Although a clear relationship between αβ T-cell receptor-positive (αβ-TCR(+)) CD4(+) T cells and susceptibility to Pneumocystis carinii infection exists, the role of other T-cell subsets is less clearly defined. Previous studies have shown that γδ-TCR(+) T cells infiltrate into the lung during P. carinii pneumonia. Therefore, the present study examined the role of γδ-TCR(+) T cells in host defense against P. carinii pneumonia. C57BL/6 (control) and B6.129P2-Tcrd(tm1Mom) (γδ-TCR(+) T-cell-deficient) mice were inoculated intratracheally with P. carinii. At specific time points, mice were sacrificed and analyzed for P. carinii burden, T-cell subsets, and cytokine levels in lung tissue. Analysis of P. carinii burden showed a more rapid and complete resolution of infection in γδ-TCR(+) T-cell-deficient mice than in C57BL/6 controls.
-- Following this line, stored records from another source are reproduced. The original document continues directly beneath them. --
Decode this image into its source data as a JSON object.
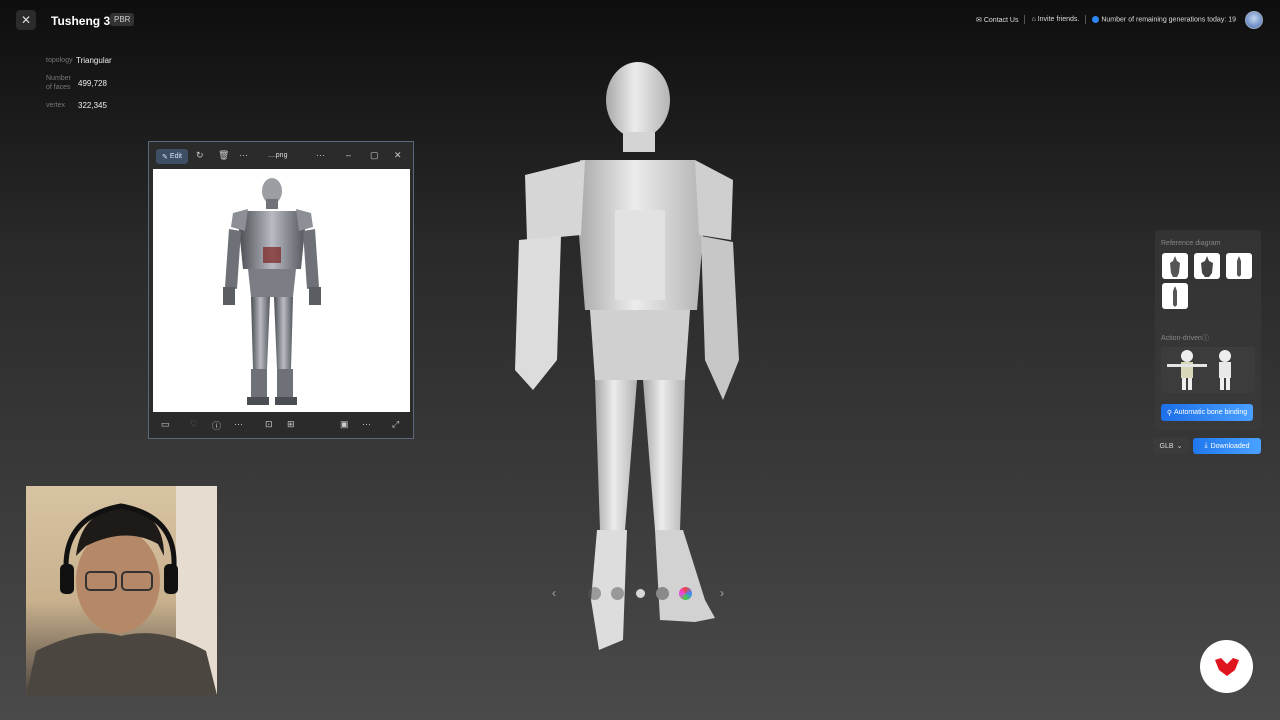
{
  "header": {
    "app_title": "Tusheng 3D",
    "badge": "PBR",
    "contact": "Contact Us",
    "invite": "Invite friends.",
    "remaining": "Number of remaining generations today: 19"
  },
  "stats": [
    {
      "label": "topology",
      "value": "Triangular"
    },
    {
      "label": "Number of faces",
      "value": "499,728"
    },
    {
      "label": "vertex",
      "value": "322,345"
    }
  ],
  "viewer": {
    "edit_label": "Edit",
    "file_name": "....png"
  },
  "panel": {
    "reference_label": "Reference diagram",
    "action_label": "Action-drivenⓘ",
    "bone_button": "Automatic bone binding",
    "format": "GLB",
    "download": "Downloaded"
  },
  "colors": {
    "accent": "#2d86f6",
    "logo": "#e0141e"
  },
  "icons": [
    "close-icon",
    "mail-icon",
    "gift-icon",
    "user-avatar-icon",
    "edit-icon",
    "rotate-icon",
    "delete-icon",
    "more-icon",
    "minimize-icon",
    "maximize-icon",
    "heart-icon",
    "info-icon",
    "crop-icon",
    "expand-icon",
    "chevron-left-icon",
    "chevron-right-icon",
    "bone-icon",
    "download-icon",
    "chevron-down-icon"
  ]
}
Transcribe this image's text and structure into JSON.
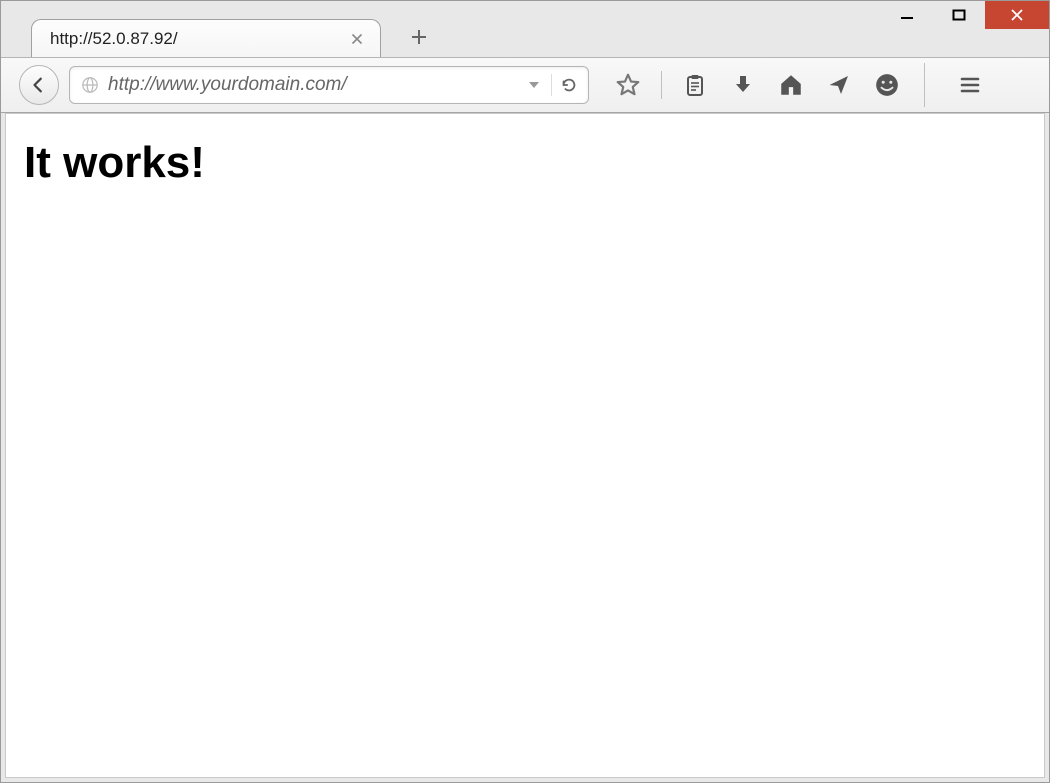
{
  "tab": {
    "title": "http://52.0.87.92/"
  },
  "address_bar": {
    "value": "http://www.yourdomain.com/"
  },
  "page": {
    "heading": "It works!"
  },
  "icons": {
    "globe": "globe-icon",
    "dropdown": "chevron-down-icon",
    "reload": "reload-icon",
    "star": "star-icon",
    "clipboard": "clipboard-icon",
    "download": "download-arrow-icon",
    "home": "home-icon",
    "send": "paper-plane-icon",
    "smile": "smiley-icon",
    "menu": "hamburger-icon",
    "back": "back-arrow-icon",
    "new_tab": "plus-icon",
    "tab_close": "close-icon",
    "win_minimize": "window-minimize-icon",
    "win_maximize": "window-maximize-icon",
    "win_close": "window-close-icon"
  },
  "colors": {
    "close_button": "#c74632",
    "chrome_bg": "#e8e8e8",
    "text": "#000000"
  }
}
This augmented resolution was associated with elevated gamma interferon (IFN-γ) levels in bronchoalveolar lavage fluid predominantly produced by CD8(+) T cells, as well as an increased recruitment of CD8(+) T cells in general. In separate experiments, neutralization of IFN-γ or depletion of CD8(+) T cells early during infection abolished the augmented resolution previously observed in γδ-TCR(+) T-cell-deficient mice. These results show that the presence of γδ-TCR(+) T cells modulates host susceptibility to P. carinii pneumonia through interactions with pulmonary CD8(+) T cells and tissue production of IFN-γ.